In the field of economic theory, it is precisely Sraffa's system that can be compared to Saussure's 'system', or rather to his 'systeme synchro- nique'. In fact, neither a particular industry nor an individual unit (such as an economic agent) can be the ultimate basis of his system. Such a basis is nothing but 'the "objective" relationship among the various sectors, as determined by the particular technology of production of the system' (Baranzini and Scazzieri, 1986, p. 33), and it is represented by Sraffa's system of equations. This is precisely why Sraffa's starting point is equivalent to Saussure's ‘le tout solidaire'.21
Sraffa's ‘production economy' is based on the view of a ‘circular process' that originates from Quesnay's Tableau economique (Quesnay, 1972 ). This standpoint is in contrast to the unidirectional view of neoclassical economists leading from ‘factors of production' to ‘consumption goods' (its functional representation being the ‘production function'). In Sraffa's system, the commodity price is not determined through the interaction of producers and consumers (that is, by the behavioural relations underlying the notion of supply and demand for a particular commodity, as in the case of Marshall's Principles of Economics (Marshall, 1961 )). Rather, commodity prices are objectively determined so as to make it possible to repeat the process of production of the whole system. In fact, Sraffa's price mechanism, unlike in the usual manner of thinking, has an external and purely objective character and does not depend upon any behavioural function.
Sraffa's fundamental standpoint is, I think, explicitly disclosed in his ‘Production for Subsistence' model, in which ‘an extremely simple society which produces just enough to maintain itself' is considered (Sraffa, 1960, p. 3). In such a simple model, the kernel of Sraffa's price mechanism comes to light:
There is a unique set of exchange-values which if adopted by the market restores the original distribution of the products and makes it possible for the process to be repeated; such values spring directly from the methods of production.
(Sraffa, 1960, p. 3; emphasis added)
In Sraffa's system, the commodities that play the most notable role are the means of production, that is, the commodities that enter, directly or indirectly, the whole process of production. Therefore, the ‘market' that is being considered in this system is not that for the consumption goods purchased by the housewife with her shopping bag, but the exchange market between industries, the market for basic products. In the end, such an exchange is ultimately governed by the objective technological relationship among the various industries of the system.

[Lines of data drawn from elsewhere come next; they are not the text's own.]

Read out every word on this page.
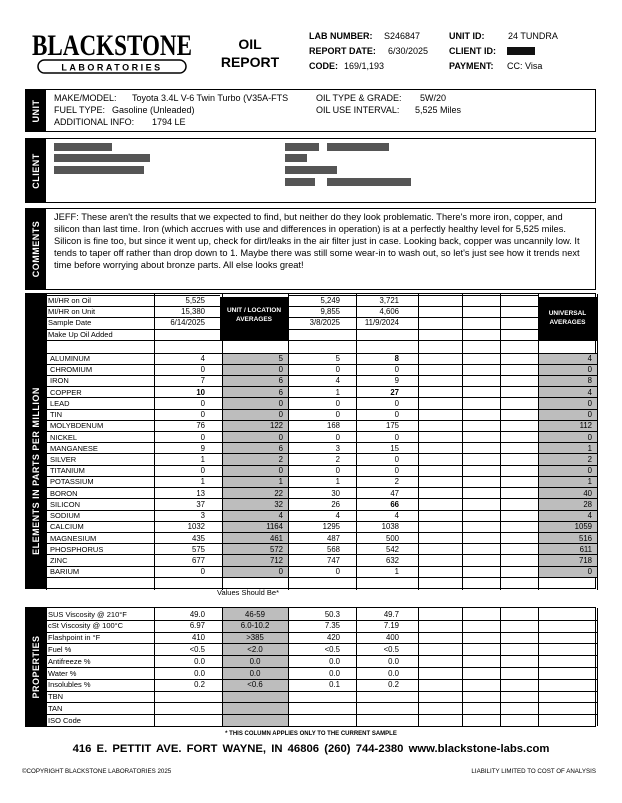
BLACKSTONE
LABORATORIES
OIL
REPORT
LAB NUMBER: S246847
REPORT DATE: 6/30/2025
CODE: 169/1,193
UNIT ID:	24 TUNDRA
CLIENT ID:
PAYMENT: CC: Visa
UNIT
MAKE/MODEL: Toyota 3.4L V-6 Twin Turbo (V35A-FTS
FUEL TYPE: Gasoline (Unleaded)
ADDITIONAL INFO: 1794 LE
OIL TYPE & GRADE: 5W/20
OIL USE INTERVAL: 5,525 Miles
CLIENT
COMMENTS
JEFF: These aren't the results that we expected to find, but neither do they look problematic. There's more iron, copper, and silicon than last time. Iron (which accrues with use and differences in operation) is at a perfectly healthy level for 5,525 miles. Silicon is fine too, but since it went up, check for dirt/leaks in the air filter just in case. Looking back, copper was uncannily low. It tends to taper off rather than drop down to 1. Maybe there was still some wear-in to wash out, so let's just see how it trends next time before worrying about bronze parts. All else looks great!
ELEMENTS IN PARTS PER MILLION
UNIT / LOCATION AVERAGES
UNIVERSAL AVERAGES
MI/HR on Oil	5,525	5,249	3,721
MI/HR on Unit	15,380	9,855	4,606
Sample Date	6/14/2025	3/8/2025	11/9/2024
Make Up Oil Added
ALUMINUM	4	5	5	8	4
CHROMIUM	0	0	0	0	0
IRON	7	6	4	9	8
COPPER	10	6	1	27	4
LEAD	0	0	0	0	0
TIN	0	0	0	0	0
MOLYBDENUM	76	122	168	175	112
NICKEL	0	0	0	0	0
MANGANESE	9	6	3	15	1
SILVER	1	2	2	0	2
TITANIUM	0	0	0	0	0
POTASSIUM	1	1	1	2	1
BORON	13	22	30	47	40
SILICON	37	32	26	66	28
SODIUM	3	4	4	4	4
CALCIUM	1032	1164	1295	1038	1059
MAGNESIUM	435	461	487	500	516
PHOSPHORUS	575	572	568	542	611
ZINC	677	712	747	632	718
BARIUM	0	0	0	1	0
Values Should Be*
PROPERTIES
SUS Viscosity @ 210°F	49.0	46-59	50.3	49.7
cSt Viscosity @ 100°C	6.97	6.0-10.2	7.35	7.19
Flashpoint in °F	410	>385	420	400
Fuel %	<0.5	<2.0	<0.5	<0.5
Antifreeze %	0.0	0.0	0.0	0.0
Water %	0.0	0.0	0.0	0.0
Insolubles %	0.2	<0.6	0.1	0.2
TBN
TAN
ISO Code
* THIS COLUMN APPLIES ONLY TO THE CURRENT SAMPLE
416 E. PETTIT AVE. FORT WAYNE, IN 46806 (260) 744-2380 www.blackstone-labs.com
©COPYRIGHT BLACKSTONE LABORATORIES 2025	LIABILITY LIMITED TO COST OF ANALYSIS
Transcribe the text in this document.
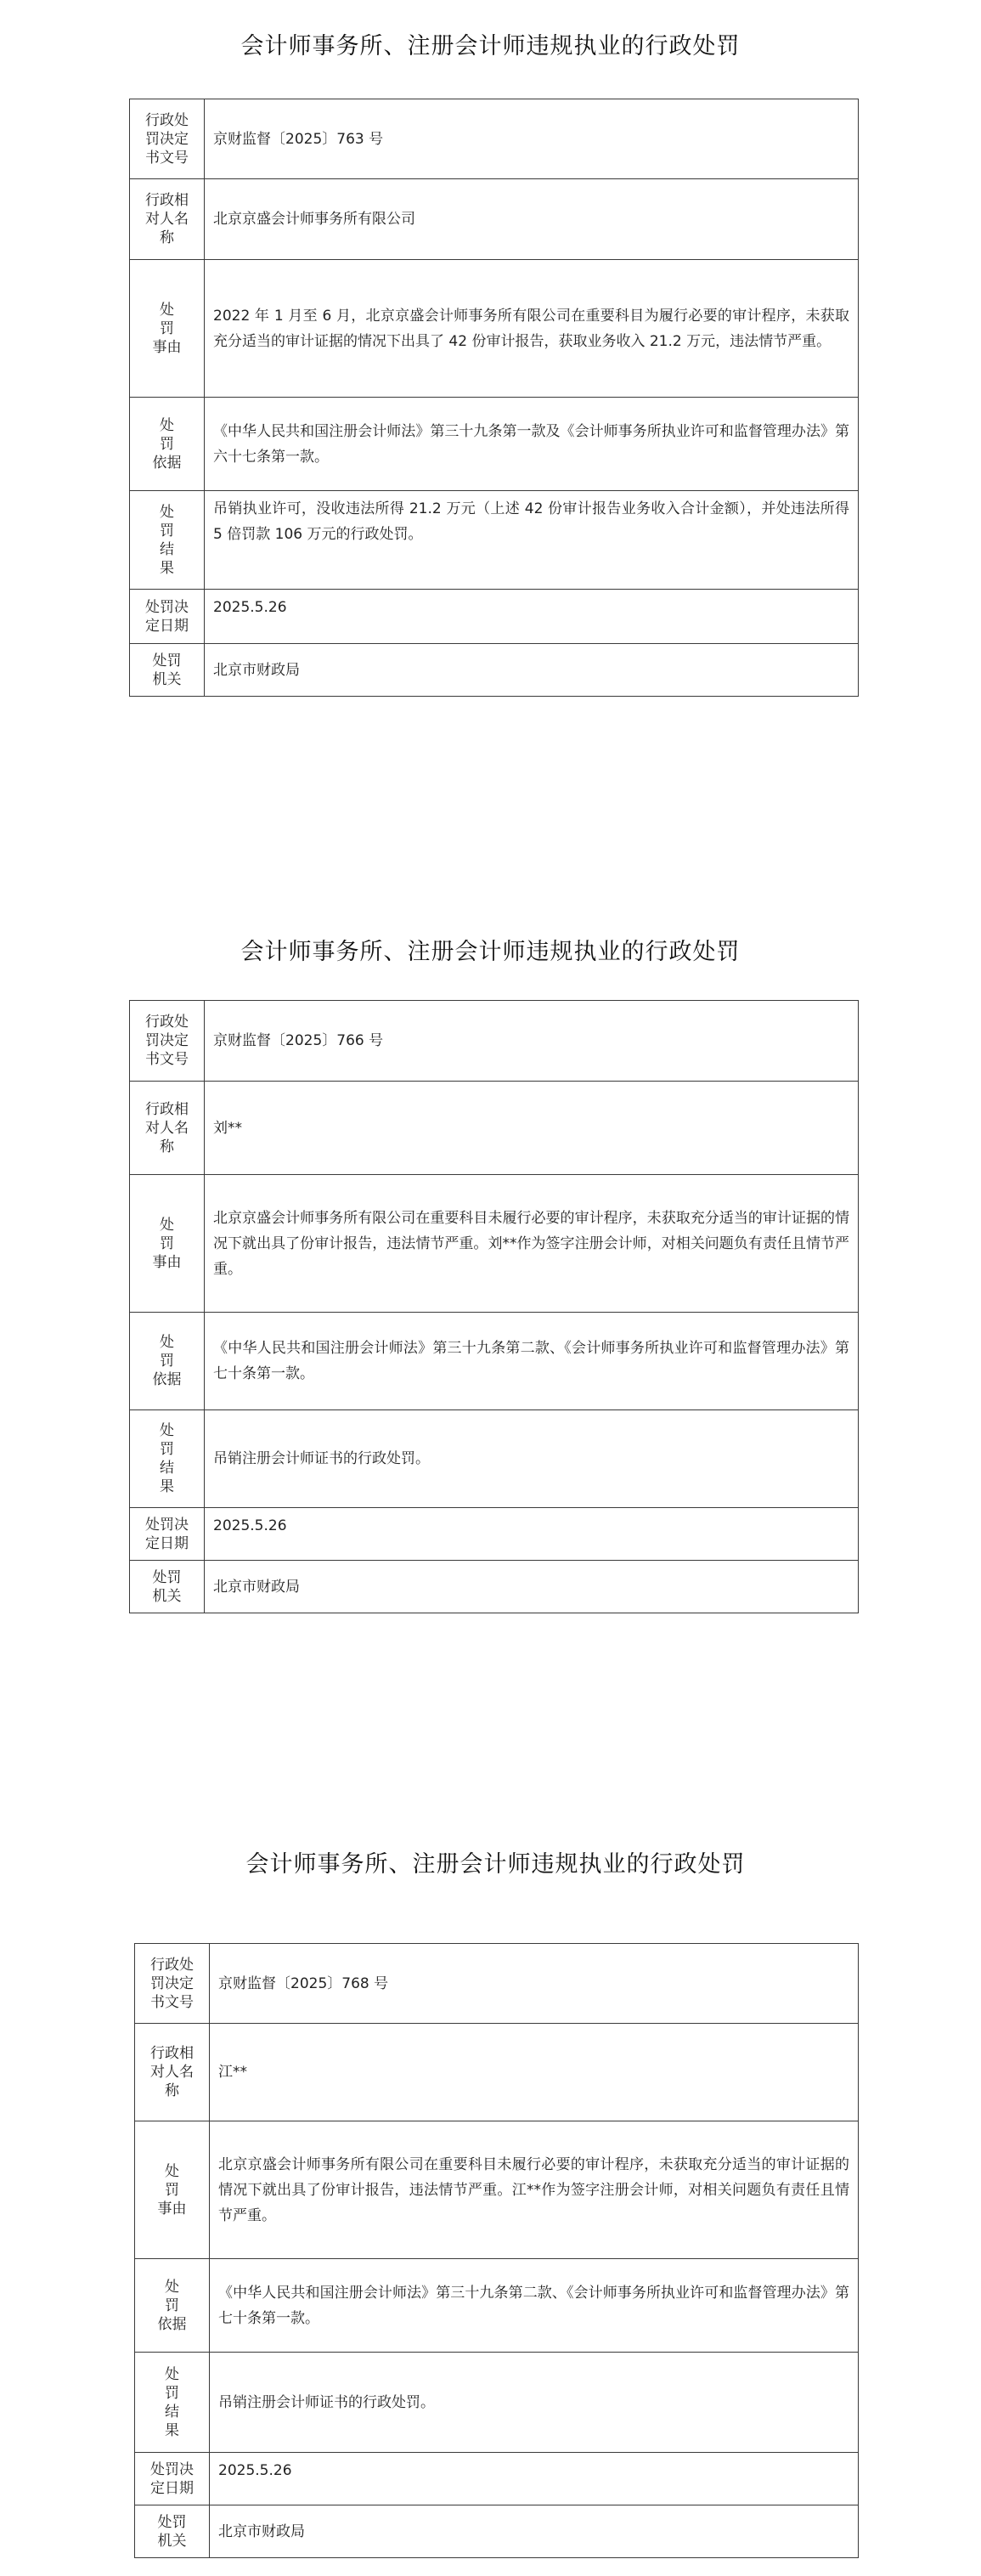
会计师事务所、注册会计师违规执业的行政处罚
行政处
罚决定
书文号	京财监督〔2025〕763 号
行政相
对人名
称	北京京盛会计师事务所有限公司
处
罚
事由	2022 年 1 月至 6 月，北京京盛会计师事务所有限公司在重要科目为履行必要的审计程序，未获取充分适当的审计证据的情况下出具了 42 份审计报告，获取业务收入 21.2 万元，违法情节严重。
处
罚
依据	《中华人民共和国注册会计师法》第三十九条第一款及《会计师事务所执业许可和监督管理办法》第六十七条第一款。
处
罚
结
果	吊销执业许可，没收违法所得 21.2 万元（上述 42 份审计报告业务收入合计金额），并处违法所得 5 倍罚款 106 万元的行政处罚。
处罚决
定日期	2025.5.26
处罚
机关	北京市财政局
会计师事务所、注册会计师违规执业的行政处罚
行政处
罚决定
书文号	京财监督〔2025〕766 号
行政相
对人名
称	刘**
处
罚
事由	北京京盛会计师事务所有限公司在重要科目未履行必要的审计程序，未获取充分适当的审计证据的情况下就出具了份审计报告，违法情节严重。刘**作为签字注册会计师，对相关问题负有责任且情节严重。
处
罚
依据	《中华人民共和国注册会计师法》第三十九条第二款、《会计师事务所执业许可和监督管理办法》第七十条第一款。
处
罚
结
果	吊销注册会计师证书的行政处罚。
处罚决
定日期	2025.5.26
处罚
机关	北京市财政局
会计师事务所、注册会计师违规执业的行政处罚
行政处
罚决定
书文号	京财监督〔2025〕768 号
行政相
对人名
称	江**
处
罚
事由	北京京盛会计师事务所有限公司在重要科目未履行必要的审计程序，未获取充分适当的审计证据的情况下就出具了份审计报告，违法情节严重。江**作为签字注册会计师，对相关问题负有责任且情节严重。
处
罚
依据	《中华人民共和国注册会计师法》第三十九条第二款、《会计师事务所执业许可和监督管理办法》第七十条第一款。
处
罚
结
果	吊销注册会计师证书的行政处罚。
处罚决
定日期	2025.5.26
处罚
机关	北京市财政局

Sraffa's assumption of a uniform rate of profits associated with the generation of surplus is quite distant from the usual manner of thinking, as it is not based on the competitive, profit-maximization behaviour of entrepreneurs. The assumption is rather a non-behavioural and logical device introduced in order to overcome an internal contradiction within the system, and to make it determinate.22 It follows that, if such an assumption could not be introduced, the system itself would become indeterminate and the annual cycle of production as well would not be feasible. In view of this, the following statement of Sraffa has decisive importance:
The result is that the distribution of the surplus must be determined through the same mechanism and at the same time as are the prices of commodities.
(Sraffa, 1960, p. 6.)
This sentence suggests a solution not only of the above analytical issue but also of the so-called Marxian transformation problem.
In Chapter 2, section 8, of Sraffa's book, the division of the surplus between capitalists and workers is considered and, corresponding to it, the quantity of labour employed in each industry and the wage per unit of labour, along with the rate of profits, are explicitly represented. Up to this point Sraffa's basic system of production is inherently a preinstitutional scheme and should be placed on almost the same logical level as Keynes's 'principle' of effective demand (see section 10.7 above), even if it is expressed in terms of a disaggregate multi-sectoral model. It follows that Sraffa's basic system of production is independent of behavioural relations, of assumptions about the market structure (as usually considered), and even of any institution, precisely in the same way as Keynes's principle of effective demand is. And it is hardly necessary to add that Sraffa's system of production is not based on logical atomism.